Protected as he was by the law, Griffith resisted this manoeuvre without any great difficulty and the group which gravitated around Hobson and O'Hegarty withdrew in disgust from the movement. This was not, however, the last time that O'Hegarty and Hobson would challenge Griffith. In November 1910, they launched Irish Freedom, another republican newspaper financed by the IRB. According to Hobson,
Irish Freedom represented the militant left wing of the Irish national movement, and advocated the independence of Ireland by every practicable means, including the use of physical force.
 This was one competitor too many for the SFPP, which was already heavily in debt and had been forced to shut down the Sinn Féin Daily in January. The defection of hardline republican Sinn Féiners to Irish Freedom and the growing success of the Irish Parliamentary Party was having an increasingly negative impact on readership figures. A dramatic fall in advertising sales led to the dismissal of the majority of the personnel, and the SFPP was forced once again to subcontract the printing of the newspaper. Gradually, what had been "the best newspaper in Ireland" became little more than a pamphlet, stripped of its illustrations and typographical flourishes. By the time the newspaper was banned by Dublin Castle in 1914, it had dwindled to four narrow pages containing a single block of text written exclusively by Griffith. With debts of almost £5,000, the shutting down of the newspaper allowed the board to escape their creditors in a relatively honourable fashion. Ó Ceallaigh who was the only person present when the Dublin Castle official came to announce the end described this moment in his autobiography:

We didn’t have a penny when we needed it most. We were heavily in debt. We couldn’t pay the printers. The proscription of the newspaper by the Castle came just in time. The military tyrants did us a real favour – they took our newspaper but they left us with our honour.

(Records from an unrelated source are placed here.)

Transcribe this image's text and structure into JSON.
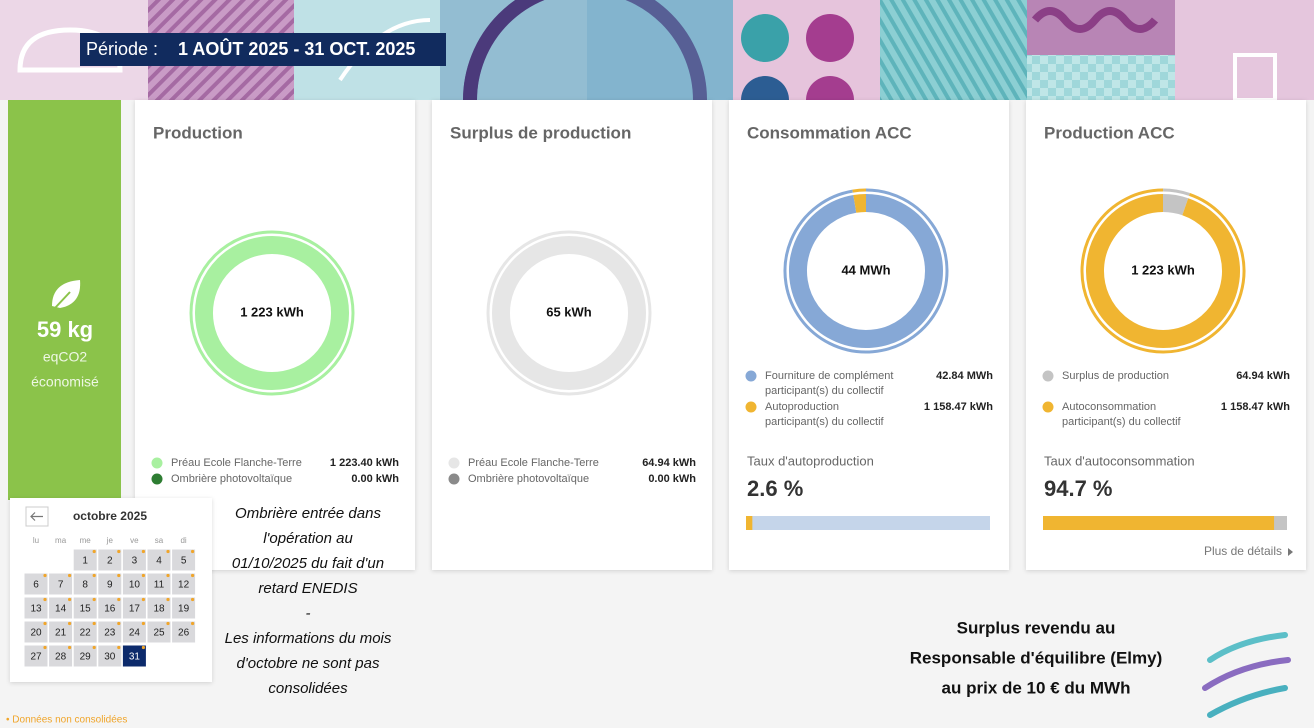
{
  "header": {
    "period_label": "Période :",
    "period": "1 AOÛT 2025 - 31 OCT. 2025"
  },
  "co2": {
    "amount": "59 kg",
    "unit": "eqCO2",
    "caption": "économisé"
  },
  "cards": [
    {
      "title": "Production",
      "center": "1 223 kWh",
      "legend": [
        {
          "label": [
            "Préau Ecole Flanche-Terre"
          ],
          "value": {
            "value": 1223.4,
            "label": "1 223.40 kWh"
          },
          "color": "#a8f0a0"
        },
        {
          "label": [
            "Ombrière photovoltaïque"
          ],
          "value": {
            "value": 0.0,
            "label": "0.00 kWh"
          },
          "color": "#2e7d32"
        }
      ]
    },
    {
      "title": "Surplus de production",
      "center": "65 kWh",
      "legend": [
        {
          "label": [
            "Préau Ecole Flanche-Terre"
          ],
          "value": {
            "value": 64.94,
            "label": "64.94 kWh"
          },
          "color": "#e6e6e6"
        },
        {
          "label": [
            "Ombrière photovoltaïque"
          ],
          "value": {
            "value": 0.0,
            "label": "0.00 kWh"
          },
          "color": "#8a8a8a"
        }
      ]
    },
    {
      "title": "Consommation ACC",
      "center": "44 MWh",
      "legend": [
        {
          "label": [
            "Fourniture de complément",
            "participant(s) du collectif"
          ],
          "value": {
            "value": 42840,
            "label": "42.84 MWh"
          },
          "color": "#86a8d6"
        },
        {
          "label": [
            "Autoproduction",
            "participant(s) du collectif"
          ],
          "value": {
            "value": 1158.47,
            "label": "1 158.47 kWh"
          },
          "color": "#f0b531"
        }
      ],
      "rate_label": "Taux d'autoproduction",
      "rate": {
        "value": 2.6,
        "label": "2.6 %"
      },
      "rate_color": "#f0b531",
      "rate_track": "#c5d5ea"
    },
    {
      "title": "Production ACC",
      "center": "1 223 kWh",
      "legend": [
        {
          "label": [
            "Surplus de production"
          ],
          "value": {
            "value": 64.94,
            "label": "64.94 kWh"
          },
          "color": "#c4c4c4"
        },
        {
          "label": [
            "Autoconsommation",
            "participant(s) du collectif"
          ],
          "value": {
            "value": 1158.47,
            "label": "1 158.47 kWh"
          },
          "color": "#f0b531"
        }
      ],
      "rate_label": "Taux d'autoconsommation",
      "rate": {
        "value": 94.7,
        "label": "94.7 %"
      },
      "rate_color": "#f0b531",
      "rate_track": "#c4c4c4",
      "link": "Plus de détails"
    }
  ],
  "calendar": {
    "month": "octobre 2025",
    "weekdays": [
      "lu",
      "ma",
      "me",
      "je",
      "ve",
      "sa",
      "di"
    ],
    "days": [
      1,
      2,
      3,
      4,
      5,
      6,
      7,
      8,
      9,
      10,
      11,
      12,
      13,
      14,
      15,
      16,
      17,
      18,
      19,
      20,
      21,
      22,
      23,
      24,
      25,
      26,
      27,
      28,
      29,
      30,
      31
    ],
    "selected_day": 31
  },
  "note": [
    "Ombrière entrée dans",
    "l'opération au",
    "01/10/2025 du fait d'un",
    "retard ENEDIS",
    "-",
    "Les informations du mois",
    "d'octobre ne sont pas",
    "consolidées"
  ],
  "resale": [
    "Surplus revendu au",
    "Responsable d'équilibre (Elmy)",
    "au prix de 10 € du MWh"
  ],
  "footnote": "• Données non consolidées"
}
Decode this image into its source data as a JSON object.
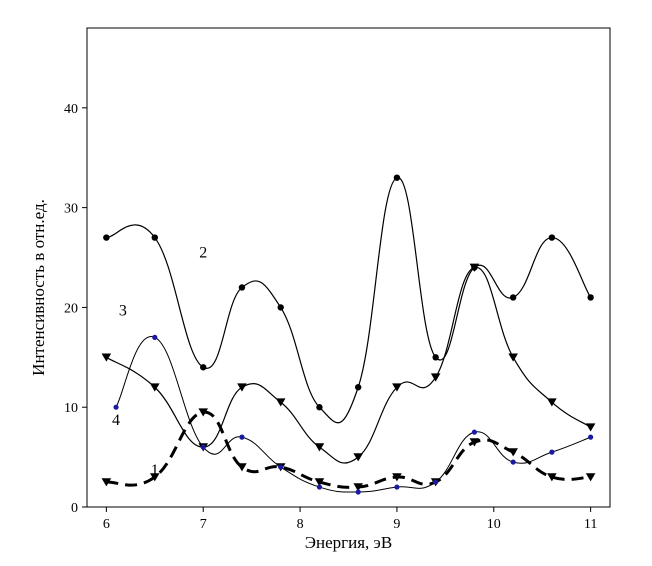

Because of the increasingly seditious content of Sinn Féin (Griffith attacked the British war effort in every issue) it was inevitable that it would be banned. This may have been a deliberate strategy on his part to separate himself of the debt-ridden SFPP, blame the British authorities and get a new publishing project off the ground. The fact that Griffith had already started editing a new newspaper, Éire-Ireland, for the IRB before Sinn Féin was banned would support this to a certain extent. At the very least, it suggests that Griffith expected to be banned and was not prepared to tone down his language.

==Bibliography==
- Davis, Richard: Arthur Griffith and Non-Violent Sinn Féin, (Tralee: Anvil Books, 1974).
- Glandon, Virginia: Arthur Griffith and the Advanced Nationalist Press, (New York: Peter Lang, 1985).
- Hobson, Bulmer: Ireland Yesterday and Tomorrow, (Tralee: Anvil Books, 1968).
- Maye, Brian: Arthur Griffith, (Dublin: Griffith College Publications, 1997).
- McGee, Owen : The IRB, The Irish Republican Brotherhood from the Land League to Sinn Féin, (Dublin: Four Courts Press, 2005).
- Ó Ceallaigh, Seán T.: Seán T, (Baile Átha Cliath: FNT, 1963).
- Ó Duibhir, Ciarán: Sinn Féin: The First Election 1908, (Manorhamilton: Drumlin Publications, 1993).
- Ó Lúing, Seán: Art Ó Gríofa, (Baile Átha Cliath: Sáirséal agus Dill, 1953).
- Staunton, Mathew: 'The Nation Speaking to Itself: A History of the Sinn Féin Printing & Publish Co. Ltd. 1906–1914' in The Book in Ireland, J. Genet, S. Mikowski, F. Garcier [eds.], (Newcastle: Cambridge Scholars Press, 2006).